There are so many lovely boutiques along Marylebone High Street, it’s a wonderful place to spend a day shopping.  Start at the intersection of Marylebone High Street and Beaumont Street.  Enjoy a breakfast at Orrery.  Walking south along the high street, pop into our favorite skincare and scent houses Diptyque, Aesop, and Le Labo.  Continuing south, you’ll pass the Natural Kitchen, Ash, the famous Daunt Books,  and the haute-couturier Matches.  Make a left onto Moxton Street to find food destinations Rococo and La Fromagerie before looping back onto the high street to continue south again.  Stop by the Kooples, Sandro, Whistles and even Theory.  Take a left at the corner of Bulstrode Street and visit the organic cosmetics and skin care mecca Being Content beauty + wellbeing.

Backtrack north along Marylebone High Street (also called Thayer here) at the intersection of George Street.
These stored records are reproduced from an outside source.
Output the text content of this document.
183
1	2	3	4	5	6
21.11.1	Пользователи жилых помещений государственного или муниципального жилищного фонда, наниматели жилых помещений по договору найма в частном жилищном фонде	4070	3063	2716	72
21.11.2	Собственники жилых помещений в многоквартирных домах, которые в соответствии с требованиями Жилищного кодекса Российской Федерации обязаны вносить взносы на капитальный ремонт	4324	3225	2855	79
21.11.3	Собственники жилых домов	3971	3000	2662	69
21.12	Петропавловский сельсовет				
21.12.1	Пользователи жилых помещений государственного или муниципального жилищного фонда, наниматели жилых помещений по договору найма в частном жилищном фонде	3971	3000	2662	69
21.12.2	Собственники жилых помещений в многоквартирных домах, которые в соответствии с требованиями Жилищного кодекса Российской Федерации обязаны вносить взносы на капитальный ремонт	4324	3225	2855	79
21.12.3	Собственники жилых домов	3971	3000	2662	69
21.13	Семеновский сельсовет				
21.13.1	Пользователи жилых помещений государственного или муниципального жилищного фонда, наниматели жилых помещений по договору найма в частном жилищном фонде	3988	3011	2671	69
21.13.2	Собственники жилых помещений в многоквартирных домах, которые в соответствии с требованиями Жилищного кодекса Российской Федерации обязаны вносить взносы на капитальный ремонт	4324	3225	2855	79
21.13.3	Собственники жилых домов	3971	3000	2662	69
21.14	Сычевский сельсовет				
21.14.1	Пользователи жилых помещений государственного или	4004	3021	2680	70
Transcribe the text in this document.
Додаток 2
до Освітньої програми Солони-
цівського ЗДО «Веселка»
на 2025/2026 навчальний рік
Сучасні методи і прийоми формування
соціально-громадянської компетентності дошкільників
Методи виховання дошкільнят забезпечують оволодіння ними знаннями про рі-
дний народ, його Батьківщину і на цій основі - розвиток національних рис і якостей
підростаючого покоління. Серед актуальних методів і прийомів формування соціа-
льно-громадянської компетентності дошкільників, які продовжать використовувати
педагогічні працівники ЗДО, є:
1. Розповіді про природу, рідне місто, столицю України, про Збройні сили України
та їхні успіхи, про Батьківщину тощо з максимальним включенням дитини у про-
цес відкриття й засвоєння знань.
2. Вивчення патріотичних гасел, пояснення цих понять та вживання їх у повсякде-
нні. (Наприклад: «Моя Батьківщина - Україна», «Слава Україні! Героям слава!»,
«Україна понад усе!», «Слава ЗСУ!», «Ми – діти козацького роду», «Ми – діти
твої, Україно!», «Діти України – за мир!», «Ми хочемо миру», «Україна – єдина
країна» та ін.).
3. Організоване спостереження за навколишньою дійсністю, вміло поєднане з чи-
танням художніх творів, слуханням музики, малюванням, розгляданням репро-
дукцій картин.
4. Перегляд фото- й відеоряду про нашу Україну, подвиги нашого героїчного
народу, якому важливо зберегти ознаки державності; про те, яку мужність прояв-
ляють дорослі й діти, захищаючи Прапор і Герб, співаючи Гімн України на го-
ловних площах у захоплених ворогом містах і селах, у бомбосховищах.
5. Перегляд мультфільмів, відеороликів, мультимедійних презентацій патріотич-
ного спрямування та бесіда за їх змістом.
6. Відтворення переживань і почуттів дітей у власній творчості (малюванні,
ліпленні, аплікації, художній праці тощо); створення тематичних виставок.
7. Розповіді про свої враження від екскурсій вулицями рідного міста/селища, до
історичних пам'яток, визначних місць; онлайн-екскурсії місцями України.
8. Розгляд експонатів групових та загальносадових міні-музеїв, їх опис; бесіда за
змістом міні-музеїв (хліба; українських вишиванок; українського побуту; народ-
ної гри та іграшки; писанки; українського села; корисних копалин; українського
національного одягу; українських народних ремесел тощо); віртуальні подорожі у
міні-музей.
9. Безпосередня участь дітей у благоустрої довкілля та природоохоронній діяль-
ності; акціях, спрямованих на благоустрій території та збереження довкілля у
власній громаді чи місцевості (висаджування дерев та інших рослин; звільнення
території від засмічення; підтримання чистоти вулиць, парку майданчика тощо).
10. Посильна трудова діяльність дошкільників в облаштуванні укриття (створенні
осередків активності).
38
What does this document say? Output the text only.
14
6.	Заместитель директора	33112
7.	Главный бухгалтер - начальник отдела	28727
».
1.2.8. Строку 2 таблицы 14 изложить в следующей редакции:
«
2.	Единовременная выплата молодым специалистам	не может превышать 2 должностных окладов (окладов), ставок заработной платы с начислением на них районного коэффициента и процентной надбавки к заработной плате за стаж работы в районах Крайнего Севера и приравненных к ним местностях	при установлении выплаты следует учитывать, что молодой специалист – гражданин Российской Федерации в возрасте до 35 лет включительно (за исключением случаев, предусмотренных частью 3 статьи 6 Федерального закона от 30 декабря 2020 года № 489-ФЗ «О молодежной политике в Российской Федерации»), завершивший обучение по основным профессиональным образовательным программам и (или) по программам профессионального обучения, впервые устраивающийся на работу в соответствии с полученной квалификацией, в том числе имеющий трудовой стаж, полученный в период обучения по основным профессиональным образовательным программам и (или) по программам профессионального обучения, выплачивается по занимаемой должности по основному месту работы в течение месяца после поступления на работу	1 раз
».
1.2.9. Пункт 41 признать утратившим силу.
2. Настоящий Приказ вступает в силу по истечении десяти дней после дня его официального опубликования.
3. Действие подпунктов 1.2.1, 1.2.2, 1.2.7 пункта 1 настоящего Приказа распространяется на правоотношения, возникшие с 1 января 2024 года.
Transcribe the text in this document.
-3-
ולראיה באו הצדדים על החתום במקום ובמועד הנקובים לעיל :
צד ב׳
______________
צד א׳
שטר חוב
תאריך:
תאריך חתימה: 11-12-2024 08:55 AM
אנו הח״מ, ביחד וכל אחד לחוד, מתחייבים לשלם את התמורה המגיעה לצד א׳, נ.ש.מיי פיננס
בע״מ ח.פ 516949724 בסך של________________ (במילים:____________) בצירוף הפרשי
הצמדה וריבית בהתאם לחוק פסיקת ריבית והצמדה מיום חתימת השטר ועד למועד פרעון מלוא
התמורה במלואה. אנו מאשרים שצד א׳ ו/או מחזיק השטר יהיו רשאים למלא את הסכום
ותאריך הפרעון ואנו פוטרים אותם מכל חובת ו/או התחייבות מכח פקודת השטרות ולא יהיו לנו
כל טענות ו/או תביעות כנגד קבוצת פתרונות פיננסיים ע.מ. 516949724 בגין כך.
Take a left onto George Street, where you will quickly run into the miniature Monocle shop – wonderful for thoughtful gifts and worldly finds.  Walk along George street for one block, then take a right onto Manchester street, a left onto Blandford, then a quick right onto Chiltern Street.  The stretch along Chiltern between Blandford and Dorset is one of the most incredible shopping and eating areas in Marylebone!  Here you’ll be charmed by the men’s store Trunk Clothiers, have a bite at Monocle Cafe, and peer into the star-studded garden at Chiltern Firehouse (but you’ll need a reservation for lunch or dinner – we hear it’s such a hotspot, local neighbors are outraged by the hovering paparazzi!)  Continuing north on Chiltern, stop into Cire Trvdon for luxe candles, and don’t miss Trunk LABS (accessories and travel-themed brother store to Trunk Clothier) before catching a taxi home.

Fuel up with breakfast at Orrery Epicerie before shopping along Marylebone High Street.

Fuel up with breakfast at Orrery Epicerie before shopping along Marylebone High Street.

Shopping along Chiltern Street in Marylebone, Trunk LABS is a must-see.

Shopping along Chiltern Street in Marylebone, Trunk LABS is a must-see.

Stop for a bite at Monocle, or visit the miniature Monocle sister store on George Street just off Marylebone High Street.

Stop for a bite at Monocle, or visit the miniature Monocle sister store on George Street just off Marylebone High Street.

Shout Out

I’d like to give a big shout out to three tastemakers I would follow to the ends of the earth: Guided by Cereal, Hotels We Love and GOOP. GOOP is the lifestyle company developed by the very knowledgable Gwyneth Paltrow. It was through the GOOP newsletter and app that I have found some of my most trusted spots around London. Hotels We Love is a new resource of mine that I’ve been referencing when exploring new Euro cities, and its by-the-hour Play suggestions are spot on!  Guided by Cereal is the new-ish travel site associated with the print magazine Cereal (based from Bath in the UK), whose photography and research keep us engaged and well informed.  We love the sleek design and their guides are incredible.  I have been so impressed with these three finds, I highly recommend you give them a look!